For much of the race, the host nation were dreaming of a first French winner of the Tour in 34 years with Julian Alaphilippe a long-time leader and Thibaut Pinot firmly in contention.

Yet it was all change after a freak Friday in the Alps, where a hailstorm and mudslides brought stage 19 to a dramatic, premature end.

It was not only the extreme weather conditions that had made their mark on the stunning mountains, as Bernal showcased his climbing skills up the daunting Col de l'Iseran in what is set to be a decisive show of aggression.

He took the yellow jersey from Alaphilippe for the first time as a result of that bold move and it was still on his back after a long, gruelling climb to Val Thorens at the end of stage 20 - shortened due to concerns over the weather on Saturday.

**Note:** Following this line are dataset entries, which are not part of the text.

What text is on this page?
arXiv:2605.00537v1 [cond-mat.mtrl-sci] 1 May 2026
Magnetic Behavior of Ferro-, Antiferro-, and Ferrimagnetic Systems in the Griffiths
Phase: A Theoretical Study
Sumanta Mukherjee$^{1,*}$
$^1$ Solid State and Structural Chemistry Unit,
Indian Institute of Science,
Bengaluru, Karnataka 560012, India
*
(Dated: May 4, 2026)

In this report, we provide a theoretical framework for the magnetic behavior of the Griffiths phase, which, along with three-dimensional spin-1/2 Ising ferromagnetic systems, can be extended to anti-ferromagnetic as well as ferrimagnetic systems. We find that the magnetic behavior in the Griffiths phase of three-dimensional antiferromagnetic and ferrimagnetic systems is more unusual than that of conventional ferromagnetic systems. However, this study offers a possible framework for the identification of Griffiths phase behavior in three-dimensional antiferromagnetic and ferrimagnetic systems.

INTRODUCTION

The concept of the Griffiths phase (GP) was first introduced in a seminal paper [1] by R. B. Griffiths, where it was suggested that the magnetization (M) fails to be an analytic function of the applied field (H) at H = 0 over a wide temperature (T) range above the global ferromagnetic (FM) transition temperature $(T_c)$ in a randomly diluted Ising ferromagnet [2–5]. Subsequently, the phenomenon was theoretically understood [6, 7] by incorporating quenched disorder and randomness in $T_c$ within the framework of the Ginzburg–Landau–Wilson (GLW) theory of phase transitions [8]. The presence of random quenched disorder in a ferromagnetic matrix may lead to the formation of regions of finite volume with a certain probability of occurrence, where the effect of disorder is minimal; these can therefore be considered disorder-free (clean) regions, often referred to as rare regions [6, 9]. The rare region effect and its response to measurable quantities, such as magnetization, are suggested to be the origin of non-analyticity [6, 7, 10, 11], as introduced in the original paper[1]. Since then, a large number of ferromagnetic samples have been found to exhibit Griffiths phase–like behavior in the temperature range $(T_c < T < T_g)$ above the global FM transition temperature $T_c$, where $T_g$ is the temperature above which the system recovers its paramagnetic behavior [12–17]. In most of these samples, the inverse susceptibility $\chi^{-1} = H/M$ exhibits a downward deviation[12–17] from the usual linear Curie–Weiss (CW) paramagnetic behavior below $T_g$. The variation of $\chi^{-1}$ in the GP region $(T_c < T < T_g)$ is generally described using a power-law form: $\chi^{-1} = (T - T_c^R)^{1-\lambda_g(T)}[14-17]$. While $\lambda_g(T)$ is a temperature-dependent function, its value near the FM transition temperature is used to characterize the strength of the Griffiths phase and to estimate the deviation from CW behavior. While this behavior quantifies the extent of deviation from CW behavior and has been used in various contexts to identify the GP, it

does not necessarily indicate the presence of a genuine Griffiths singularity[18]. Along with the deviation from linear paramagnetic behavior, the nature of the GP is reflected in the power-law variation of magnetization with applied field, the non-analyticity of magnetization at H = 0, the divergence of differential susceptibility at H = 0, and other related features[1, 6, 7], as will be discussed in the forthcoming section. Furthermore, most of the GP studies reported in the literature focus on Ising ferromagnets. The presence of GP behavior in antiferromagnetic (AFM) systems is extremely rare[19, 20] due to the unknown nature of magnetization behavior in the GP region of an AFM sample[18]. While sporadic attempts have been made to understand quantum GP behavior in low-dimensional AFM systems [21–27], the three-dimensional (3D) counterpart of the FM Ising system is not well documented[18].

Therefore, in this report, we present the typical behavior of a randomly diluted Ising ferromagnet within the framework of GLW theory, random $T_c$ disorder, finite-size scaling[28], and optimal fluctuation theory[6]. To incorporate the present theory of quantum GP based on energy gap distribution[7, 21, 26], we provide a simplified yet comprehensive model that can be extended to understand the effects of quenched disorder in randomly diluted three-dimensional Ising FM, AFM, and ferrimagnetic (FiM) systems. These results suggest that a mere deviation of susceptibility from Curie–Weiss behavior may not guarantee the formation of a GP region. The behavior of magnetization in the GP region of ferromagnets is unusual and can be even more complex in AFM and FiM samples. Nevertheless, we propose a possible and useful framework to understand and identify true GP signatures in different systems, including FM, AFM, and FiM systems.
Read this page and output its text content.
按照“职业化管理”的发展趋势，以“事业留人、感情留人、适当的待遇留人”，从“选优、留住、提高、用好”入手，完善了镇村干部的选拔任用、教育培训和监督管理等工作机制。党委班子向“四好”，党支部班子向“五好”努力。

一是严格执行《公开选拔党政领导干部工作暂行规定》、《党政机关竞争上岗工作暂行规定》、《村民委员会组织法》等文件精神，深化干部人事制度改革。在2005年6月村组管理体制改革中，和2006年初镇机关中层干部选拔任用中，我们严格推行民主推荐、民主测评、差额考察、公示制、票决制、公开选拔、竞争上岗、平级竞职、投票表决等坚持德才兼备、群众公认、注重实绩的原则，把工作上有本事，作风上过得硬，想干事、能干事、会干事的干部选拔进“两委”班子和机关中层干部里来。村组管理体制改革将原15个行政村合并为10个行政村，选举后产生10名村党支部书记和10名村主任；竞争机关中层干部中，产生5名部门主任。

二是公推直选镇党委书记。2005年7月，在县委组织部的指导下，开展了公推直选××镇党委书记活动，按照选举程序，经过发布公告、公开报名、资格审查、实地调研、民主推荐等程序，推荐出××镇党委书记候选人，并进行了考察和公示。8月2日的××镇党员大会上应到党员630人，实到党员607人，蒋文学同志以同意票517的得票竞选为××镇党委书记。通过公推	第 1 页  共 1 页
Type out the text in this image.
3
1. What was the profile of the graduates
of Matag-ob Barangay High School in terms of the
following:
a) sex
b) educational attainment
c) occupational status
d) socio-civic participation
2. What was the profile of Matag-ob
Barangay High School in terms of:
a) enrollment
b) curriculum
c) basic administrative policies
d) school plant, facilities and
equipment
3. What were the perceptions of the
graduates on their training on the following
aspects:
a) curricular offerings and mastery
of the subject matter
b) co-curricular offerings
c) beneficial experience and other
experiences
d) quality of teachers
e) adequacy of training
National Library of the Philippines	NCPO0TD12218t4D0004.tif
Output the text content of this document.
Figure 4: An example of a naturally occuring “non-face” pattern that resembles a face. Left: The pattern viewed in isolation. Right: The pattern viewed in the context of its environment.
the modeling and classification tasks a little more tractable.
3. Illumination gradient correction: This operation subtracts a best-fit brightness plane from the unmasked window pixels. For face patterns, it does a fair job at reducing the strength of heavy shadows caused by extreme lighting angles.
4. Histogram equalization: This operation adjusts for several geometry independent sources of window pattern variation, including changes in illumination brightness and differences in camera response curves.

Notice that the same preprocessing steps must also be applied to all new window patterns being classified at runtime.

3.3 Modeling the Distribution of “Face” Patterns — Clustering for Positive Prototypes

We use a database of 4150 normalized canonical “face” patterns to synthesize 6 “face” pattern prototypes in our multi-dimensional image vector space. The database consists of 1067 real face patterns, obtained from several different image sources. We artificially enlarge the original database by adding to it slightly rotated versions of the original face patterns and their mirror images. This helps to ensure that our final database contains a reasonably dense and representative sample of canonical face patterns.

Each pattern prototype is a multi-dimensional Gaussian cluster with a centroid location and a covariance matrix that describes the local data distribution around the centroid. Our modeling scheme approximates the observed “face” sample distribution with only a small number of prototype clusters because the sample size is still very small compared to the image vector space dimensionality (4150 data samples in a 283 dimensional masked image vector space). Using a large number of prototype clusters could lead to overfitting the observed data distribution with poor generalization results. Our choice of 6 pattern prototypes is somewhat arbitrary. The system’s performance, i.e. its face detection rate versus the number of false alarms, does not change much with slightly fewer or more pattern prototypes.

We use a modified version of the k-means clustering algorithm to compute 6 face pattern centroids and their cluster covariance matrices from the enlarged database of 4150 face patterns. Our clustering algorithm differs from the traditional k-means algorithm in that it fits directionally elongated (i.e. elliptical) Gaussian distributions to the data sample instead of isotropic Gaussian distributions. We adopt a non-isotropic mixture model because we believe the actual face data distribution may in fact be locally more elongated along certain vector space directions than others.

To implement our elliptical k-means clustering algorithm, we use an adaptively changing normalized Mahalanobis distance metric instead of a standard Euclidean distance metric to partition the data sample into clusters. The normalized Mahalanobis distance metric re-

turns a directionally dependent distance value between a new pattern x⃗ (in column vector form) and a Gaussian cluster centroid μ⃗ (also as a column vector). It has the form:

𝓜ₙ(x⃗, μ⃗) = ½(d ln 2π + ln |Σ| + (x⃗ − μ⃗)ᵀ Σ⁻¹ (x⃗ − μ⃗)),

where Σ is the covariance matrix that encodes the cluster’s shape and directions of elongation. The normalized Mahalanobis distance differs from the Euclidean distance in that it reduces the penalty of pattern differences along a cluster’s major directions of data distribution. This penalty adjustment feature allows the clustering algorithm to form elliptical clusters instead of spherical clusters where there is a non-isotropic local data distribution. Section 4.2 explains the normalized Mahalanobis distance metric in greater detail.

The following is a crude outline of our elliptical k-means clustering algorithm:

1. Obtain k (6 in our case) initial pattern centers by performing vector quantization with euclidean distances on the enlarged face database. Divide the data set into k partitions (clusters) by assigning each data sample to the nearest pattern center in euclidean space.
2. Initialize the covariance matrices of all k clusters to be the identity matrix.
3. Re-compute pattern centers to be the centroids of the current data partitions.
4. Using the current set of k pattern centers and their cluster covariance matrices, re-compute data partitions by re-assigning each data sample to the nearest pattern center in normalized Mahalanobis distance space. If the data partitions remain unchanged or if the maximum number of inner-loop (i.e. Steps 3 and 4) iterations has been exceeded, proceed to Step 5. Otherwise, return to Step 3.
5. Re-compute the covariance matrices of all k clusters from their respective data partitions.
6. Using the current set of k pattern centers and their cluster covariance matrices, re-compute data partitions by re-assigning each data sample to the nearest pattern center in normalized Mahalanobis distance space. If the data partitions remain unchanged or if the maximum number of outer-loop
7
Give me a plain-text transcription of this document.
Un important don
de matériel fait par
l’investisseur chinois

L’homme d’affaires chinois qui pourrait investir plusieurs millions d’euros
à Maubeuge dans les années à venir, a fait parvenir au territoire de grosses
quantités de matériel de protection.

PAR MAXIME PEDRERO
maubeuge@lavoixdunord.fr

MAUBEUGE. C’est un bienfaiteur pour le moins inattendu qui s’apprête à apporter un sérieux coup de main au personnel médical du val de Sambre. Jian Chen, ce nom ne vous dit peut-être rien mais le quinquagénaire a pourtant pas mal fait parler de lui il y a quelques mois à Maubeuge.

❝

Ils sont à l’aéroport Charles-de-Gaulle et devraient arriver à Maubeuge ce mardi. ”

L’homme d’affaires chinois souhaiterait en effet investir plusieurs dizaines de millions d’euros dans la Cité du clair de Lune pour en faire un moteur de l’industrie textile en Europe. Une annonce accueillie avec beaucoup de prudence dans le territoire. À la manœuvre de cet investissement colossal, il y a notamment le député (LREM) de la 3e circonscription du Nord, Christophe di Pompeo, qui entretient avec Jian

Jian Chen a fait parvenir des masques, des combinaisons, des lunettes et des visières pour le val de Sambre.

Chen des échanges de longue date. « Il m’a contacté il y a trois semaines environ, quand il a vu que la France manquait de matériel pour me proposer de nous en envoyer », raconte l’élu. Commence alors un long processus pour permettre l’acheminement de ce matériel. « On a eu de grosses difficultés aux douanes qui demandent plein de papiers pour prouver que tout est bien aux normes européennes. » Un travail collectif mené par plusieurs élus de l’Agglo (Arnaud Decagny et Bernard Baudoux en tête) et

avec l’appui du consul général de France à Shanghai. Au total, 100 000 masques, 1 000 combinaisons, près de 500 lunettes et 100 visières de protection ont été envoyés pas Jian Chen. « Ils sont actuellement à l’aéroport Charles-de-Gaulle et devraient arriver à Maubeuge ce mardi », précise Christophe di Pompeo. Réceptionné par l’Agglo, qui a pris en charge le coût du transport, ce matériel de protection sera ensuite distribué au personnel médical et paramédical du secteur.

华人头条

Bernal and Thomas are poised to celebrate a one-two in the Champs-Elysees, where Alaphilippe is set to finish fifth with Pinot out due to a thigh injury.

Described by Team Sky as a "next generation general classification threat" when he signed two years ago, Bernal has delivered in the first Tour since INEOS' takeover of the dominant team.

He may have spoiled a potential Paris party, but there will be euphoric scenes throughout Colombia to toast a sensation who is on the verge of becoming the third-youngest Tour champion and the youngest for 110 years.

There may be lasting scars, but the pain of Bernal's pre-Giro training smash will be a distant memory when he cruises into the French capital.